US dollar, euro and Swiss franc banknotes are displayed in a bank in Budapest, Hungary. Picture: REUTERS
US dollar, euro and Swiss franc banknotes are displayed in a bank in Budapest, Hungary. Picture: REUTERS

Transaction Capital CEO David Hurwitz is bullish on the firm’s acquisition in Australia, its first outside SA. After announcing more than two years ago that it had a R1bn war chest, Hurwitz pleased shareholders on Tuesday with news that it had deployed R500m on three acquisitions, one in Australia and the others in SA.

"We are encouraged that management have deployed excess capital and expect this will result in an improved return on equity, which has recently been low as a result of a lazy balance sheet," said Bjorn Zietsman, a portfolio manager at CoroCapital.

"We expect the return on equity to trend north of 20% over the next 18 months, which should prompt a rerating in the share price," said Liam Hechter, an analyst at Anchor Capital.

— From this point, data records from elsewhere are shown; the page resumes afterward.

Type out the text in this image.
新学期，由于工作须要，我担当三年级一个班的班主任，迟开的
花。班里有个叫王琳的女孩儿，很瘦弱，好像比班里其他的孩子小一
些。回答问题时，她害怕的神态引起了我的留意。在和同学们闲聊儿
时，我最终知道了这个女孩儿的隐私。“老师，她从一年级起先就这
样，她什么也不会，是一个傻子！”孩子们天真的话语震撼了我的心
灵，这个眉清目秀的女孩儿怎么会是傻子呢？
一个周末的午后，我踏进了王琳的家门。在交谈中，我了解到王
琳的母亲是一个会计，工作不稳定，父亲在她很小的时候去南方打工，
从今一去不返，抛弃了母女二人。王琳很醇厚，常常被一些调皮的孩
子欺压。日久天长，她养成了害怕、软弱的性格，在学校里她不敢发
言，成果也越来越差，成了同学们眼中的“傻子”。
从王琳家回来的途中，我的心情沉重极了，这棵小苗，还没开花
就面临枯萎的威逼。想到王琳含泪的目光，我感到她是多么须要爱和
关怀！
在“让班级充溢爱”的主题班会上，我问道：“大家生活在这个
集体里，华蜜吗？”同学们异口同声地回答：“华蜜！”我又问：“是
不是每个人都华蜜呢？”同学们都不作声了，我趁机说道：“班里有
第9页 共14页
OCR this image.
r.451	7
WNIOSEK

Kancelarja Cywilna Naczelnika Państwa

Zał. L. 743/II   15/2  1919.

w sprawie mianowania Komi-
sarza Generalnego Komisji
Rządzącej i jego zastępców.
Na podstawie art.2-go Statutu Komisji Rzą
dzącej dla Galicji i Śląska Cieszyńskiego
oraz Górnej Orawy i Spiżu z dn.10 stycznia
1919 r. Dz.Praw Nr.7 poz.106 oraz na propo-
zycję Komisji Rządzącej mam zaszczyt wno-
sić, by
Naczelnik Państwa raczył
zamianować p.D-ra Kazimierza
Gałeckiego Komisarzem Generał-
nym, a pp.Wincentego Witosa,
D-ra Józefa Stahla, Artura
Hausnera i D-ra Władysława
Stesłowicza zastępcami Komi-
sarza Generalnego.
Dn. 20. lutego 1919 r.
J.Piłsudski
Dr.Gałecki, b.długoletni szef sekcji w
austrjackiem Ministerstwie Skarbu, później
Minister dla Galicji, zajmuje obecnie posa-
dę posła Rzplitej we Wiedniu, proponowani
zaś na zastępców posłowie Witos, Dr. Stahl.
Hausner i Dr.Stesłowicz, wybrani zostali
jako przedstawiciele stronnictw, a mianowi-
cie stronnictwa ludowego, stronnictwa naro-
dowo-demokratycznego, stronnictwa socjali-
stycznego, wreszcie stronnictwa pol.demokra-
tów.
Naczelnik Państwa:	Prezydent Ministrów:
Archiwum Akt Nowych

On Tuesday, the share ended 3.14% ahead of its Monday close, as the specialist financial services business posted a 17% increase in headline earnings to R458m for the year to September over the previous period.

Earnings were in line with expectations, Hechter said.

In Australia, Transaction Capital bought 100% of Recoveries Corporation Group for A$43m (R448m), A$10m of which is subject to certain profit targets running to June 2018.

In SA, it acquired Roadcover, which provides subscription-based value-added services to the mass market.

It also acquired The Beancounter, which provides accounting, payroll and tax software to small businesses.

The Beancounter would augment Transaction Capital Business Solutions’s small-business offering, while there was potential to sell Roadcover products to the group’s SA Taxi clients, Hurwitz said.

David Hurwitz, CEO of Transaction Capital, discusses annual results from the taxi finance and risk-services company.


Recoveries Corp, which provided debt-recovery services to the government and companies, is a natural fit with Transaction Capital Risk Services.

Debt collections in Australia had been helped by a combination of a strong moral obligation to repay, the ease of contacting individuals and high employment levels, Hurwitz said.

Recoveries Corp’s largest client is the Australian Tax Office, followed by insurance firms, for which it does claims recovery. This involves collecting money from uninsured drivers who have caused accidents involving insured drivers.

Transaction Capital would use these capabilities in SA, where uninsured drivers were responsible for 32%-40% of all motor insurance claims, Hurwitz said. It already provided claims-recovery services to eight insurers and was targeting another 20, he said.

"We’re not saying the acquisition drive is over," Hurwitz said, adding it would look for bolt-on acquisitions in Australia.

While it would be challenging to execute on all the acquisitions — particularly in an entirely new market such as Australia — Hechter said the market generally underestimated the defensiveness of Transaction Capital’s earnings.